1 Just like everyone else.

2 Eh, presentation? I didn’t really give enough time for individual exploration. I’ll do better next time.

3 I always choose fish as my subject after an unfornate Brady Bunch (it was the most wholesome thing I could think of in the moment) image result many years ago.

4 Except when it throws in a footnote that the data is for display purposes only.

5 Or maybe that was just my experience.

3 thoughts on “AI Prompting Basics

  1. I am re-using a lot of your exercises as part of a wider workshop we are doing with our Faculty of Science tomorrow. (With very explicit attribution.) It will be my first time doing something like this and I am really grateful you shared. I am also quoting your lines about the golden retriever, and the bag of gold. I hope this lavish borrowing is cool with you.

    1. Ha ha . . . man, I’m thrilled to have you use any part or all of it.
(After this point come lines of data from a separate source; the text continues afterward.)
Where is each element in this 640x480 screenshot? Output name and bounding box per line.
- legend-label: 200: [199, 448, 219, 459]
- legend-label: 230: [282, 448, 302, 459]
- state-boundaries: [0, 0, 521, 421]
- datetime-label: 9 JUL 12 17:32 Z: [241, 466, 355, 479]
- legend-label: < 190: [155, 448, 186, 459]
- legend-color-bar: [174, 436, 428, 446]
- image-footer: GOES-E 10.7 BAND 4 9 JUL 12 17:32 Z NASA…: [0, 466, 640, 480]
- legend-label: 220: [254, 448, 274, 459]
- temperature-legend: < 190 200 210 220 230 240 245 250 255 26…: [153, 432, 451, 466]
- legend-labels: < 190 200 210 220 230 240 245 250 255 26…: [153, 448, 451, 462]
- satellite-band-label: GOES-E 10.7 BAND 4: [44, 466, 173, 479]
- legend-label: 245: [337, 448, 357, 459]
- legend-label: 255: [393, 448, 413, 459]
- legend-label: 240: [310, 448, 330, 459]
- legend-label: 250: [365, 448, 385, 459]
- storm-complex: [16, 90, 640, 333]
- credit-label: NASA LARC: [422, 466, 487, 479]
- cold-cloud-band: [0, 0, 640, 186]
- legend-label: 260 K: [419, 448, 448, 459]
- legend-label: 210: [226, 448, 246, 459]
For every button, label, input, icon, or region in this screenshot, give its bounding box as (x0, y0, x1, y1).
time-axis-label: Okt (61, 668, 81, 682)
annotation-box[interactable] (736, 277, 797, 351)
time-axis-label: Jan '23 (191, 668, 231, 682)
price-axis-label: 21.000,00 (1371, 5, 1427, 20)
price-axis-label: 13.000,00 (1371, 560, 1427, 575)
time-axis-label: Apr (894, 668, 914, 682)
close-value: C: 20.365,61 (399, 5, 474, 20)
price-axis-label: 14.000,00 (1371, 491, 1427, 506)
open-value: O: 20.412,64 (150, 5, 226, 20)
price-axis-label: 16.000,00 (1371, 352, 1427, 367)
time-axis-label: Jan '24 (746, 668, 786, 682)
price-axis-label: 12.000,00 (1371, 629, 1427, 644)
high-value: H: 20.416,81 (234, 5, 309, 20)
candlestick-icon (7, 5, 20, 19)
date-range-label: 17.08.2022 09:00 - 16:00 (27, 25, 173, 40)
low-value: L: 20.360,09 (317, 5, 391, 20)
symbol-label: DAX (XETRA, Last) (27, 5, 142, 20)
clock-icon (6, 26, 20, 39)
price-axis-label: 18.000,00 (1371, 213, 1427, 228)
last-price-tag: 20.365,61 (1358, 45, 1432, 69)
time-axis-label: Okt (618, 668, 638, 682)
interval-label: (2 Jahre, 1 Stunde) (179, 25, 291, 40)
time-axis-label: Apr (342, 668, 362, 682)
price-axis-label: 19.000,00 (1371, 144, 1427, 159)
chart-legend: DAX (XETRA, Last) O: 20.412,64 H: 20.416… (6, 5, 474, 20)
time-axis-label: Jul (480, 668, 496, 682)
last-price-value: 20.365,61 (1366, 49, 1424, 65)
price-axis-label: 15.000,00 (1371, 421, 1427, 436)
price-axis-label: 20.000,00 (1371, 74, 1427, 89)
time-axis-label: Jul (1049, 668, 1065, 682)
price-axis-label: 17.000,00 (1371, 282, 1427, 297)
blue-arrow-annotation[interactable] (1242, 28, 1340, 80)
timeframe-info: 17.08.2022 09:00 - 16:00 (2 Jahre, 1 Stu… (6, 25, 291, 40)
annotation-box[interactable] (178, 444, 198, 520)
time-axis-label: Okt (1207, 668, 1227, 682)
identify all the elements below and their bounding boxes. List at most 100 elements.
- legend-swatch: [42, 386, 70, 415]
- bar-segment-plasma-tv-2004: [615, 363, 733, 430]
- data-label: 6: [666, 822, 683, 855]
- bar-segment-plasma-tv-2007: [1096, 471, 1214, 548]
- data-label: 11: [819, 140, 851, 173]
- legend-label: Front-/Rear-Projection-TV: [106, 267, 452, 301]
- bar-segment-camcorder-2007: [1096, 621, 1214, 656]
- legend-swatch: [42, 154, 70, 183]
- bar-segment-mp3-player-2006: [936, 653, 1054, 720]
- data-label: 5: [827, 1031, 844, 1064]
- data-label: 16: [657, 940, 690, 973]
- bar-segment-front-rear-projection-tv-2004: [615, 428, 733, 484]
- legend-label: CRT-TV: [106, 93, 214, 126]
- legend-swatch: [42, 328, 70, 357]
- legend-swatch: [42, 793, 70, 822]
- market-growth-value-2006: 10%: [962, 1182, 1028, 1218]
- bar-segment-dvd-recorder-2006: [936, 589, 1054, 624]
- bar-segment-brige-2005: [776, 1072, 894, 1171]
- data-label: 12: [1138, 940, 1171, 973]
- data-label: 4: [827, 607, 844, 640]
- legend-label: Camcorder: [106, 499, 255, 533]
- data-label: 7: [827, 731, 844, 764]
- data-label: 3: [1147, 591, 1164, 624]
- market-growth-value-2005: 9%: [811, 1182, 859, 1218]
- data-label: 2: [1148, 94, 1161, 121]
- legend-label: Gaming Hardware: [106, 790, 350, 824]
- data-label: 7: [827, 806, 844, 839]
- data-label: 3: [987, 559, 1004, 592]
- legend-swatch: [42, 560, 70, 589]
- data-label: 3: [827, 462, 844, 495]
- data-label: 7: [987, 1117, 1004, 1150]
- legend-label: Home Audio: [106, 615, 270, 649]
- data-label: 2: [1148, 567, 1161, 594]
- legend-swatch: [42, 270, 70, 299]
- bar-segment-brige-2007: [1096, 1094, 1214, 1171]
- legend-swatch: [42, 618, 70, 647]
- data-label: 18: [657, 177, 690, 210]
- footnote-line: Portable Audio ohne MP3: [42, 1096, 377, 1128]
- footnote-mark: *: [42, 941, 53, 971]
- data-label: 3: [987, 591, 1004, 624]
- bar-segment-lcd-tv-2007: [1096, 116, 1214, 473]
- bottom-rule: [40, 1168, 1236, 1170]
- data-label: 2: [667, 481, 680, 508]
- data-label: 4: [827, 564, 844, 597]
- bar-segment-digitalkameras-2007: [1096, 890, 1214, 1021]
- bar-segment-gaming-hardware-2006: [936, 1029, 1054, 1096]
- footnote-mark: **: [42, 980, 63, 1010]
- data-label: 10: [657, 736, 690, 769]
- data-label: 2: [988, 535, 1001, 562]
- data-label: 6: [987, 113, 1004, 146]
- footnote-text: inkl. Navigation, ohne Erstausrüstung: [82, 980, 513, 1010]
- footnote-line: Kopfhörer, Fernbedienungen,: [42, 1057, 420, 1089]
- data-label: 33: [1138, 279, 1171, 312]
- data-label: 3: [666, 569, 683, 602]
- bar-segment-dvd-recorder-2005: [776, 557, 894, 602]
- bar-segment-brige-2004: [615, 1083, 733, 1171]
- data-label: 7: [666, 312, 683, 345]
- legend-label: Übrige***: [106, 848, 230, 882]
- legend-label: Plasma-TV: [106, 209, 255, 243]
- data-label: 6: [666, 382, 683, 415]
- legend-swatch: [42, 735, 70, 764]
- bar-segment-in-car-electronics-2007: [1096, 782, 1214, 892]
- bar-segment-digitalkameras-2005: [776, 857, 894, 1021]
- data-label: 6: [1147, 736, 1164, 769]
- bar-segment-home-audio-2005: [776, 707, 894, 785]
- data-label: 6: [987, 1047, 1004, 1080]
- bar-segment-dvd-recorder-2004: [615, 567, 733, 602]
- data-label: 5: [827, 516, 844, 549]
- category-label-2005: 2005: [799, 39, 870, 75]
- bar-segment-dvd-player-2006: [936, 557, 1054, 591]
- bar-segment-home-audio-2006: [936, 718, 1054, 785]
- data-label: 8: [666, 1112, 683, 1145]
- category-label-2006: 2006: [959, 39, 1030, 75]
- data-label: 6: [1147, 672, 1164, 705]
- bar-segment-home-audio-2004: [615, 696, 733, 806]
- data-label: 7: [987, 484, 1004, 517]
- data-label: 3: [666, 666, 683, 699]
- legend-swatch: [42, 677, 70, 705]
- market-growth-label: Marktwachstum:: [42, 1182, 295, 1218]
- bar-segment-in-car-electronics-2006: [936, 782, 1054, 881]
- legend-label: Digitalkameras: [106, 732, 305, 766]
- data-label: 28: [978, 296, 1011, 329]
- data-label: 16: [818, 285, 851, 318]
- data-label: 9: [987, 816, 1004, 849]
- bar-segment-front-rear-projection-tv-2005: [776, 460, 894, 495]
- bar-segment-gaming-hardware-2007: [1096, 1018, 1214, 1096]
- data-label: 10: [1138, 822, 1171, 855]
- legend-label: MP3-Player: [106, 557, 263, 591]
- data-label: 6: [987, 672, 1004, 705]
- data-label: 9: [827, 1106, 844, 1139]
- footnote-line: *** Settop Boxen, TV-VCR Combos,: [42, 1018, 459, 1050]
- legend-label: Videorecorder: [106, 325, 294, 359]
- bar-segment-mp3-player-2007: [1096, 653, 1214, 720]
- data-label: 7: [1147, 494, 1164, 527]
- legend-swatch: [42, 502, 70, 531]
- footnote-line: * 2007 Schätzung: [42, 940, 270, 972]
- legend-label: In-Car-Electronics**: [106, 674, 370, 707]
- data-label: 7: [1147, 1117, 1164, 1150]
Do whatever you’d like regarding attribution. I’m not worried about it. Always makes me happy that the stuff is worth something to someone.

      1. You’ve always been so generous, I was kind of counting on that. I literally used copies of some slides — like the “robot holding peanut butter jar” one. That example, and pretty much all of what I used seemed to go over pretty well. Thanks again for sharing this, and so much else of your recent practice. I’ve been feeling a bit overwhelmed at times lately and it is so helpful to be able to draw on the thoughtful work that you are doing.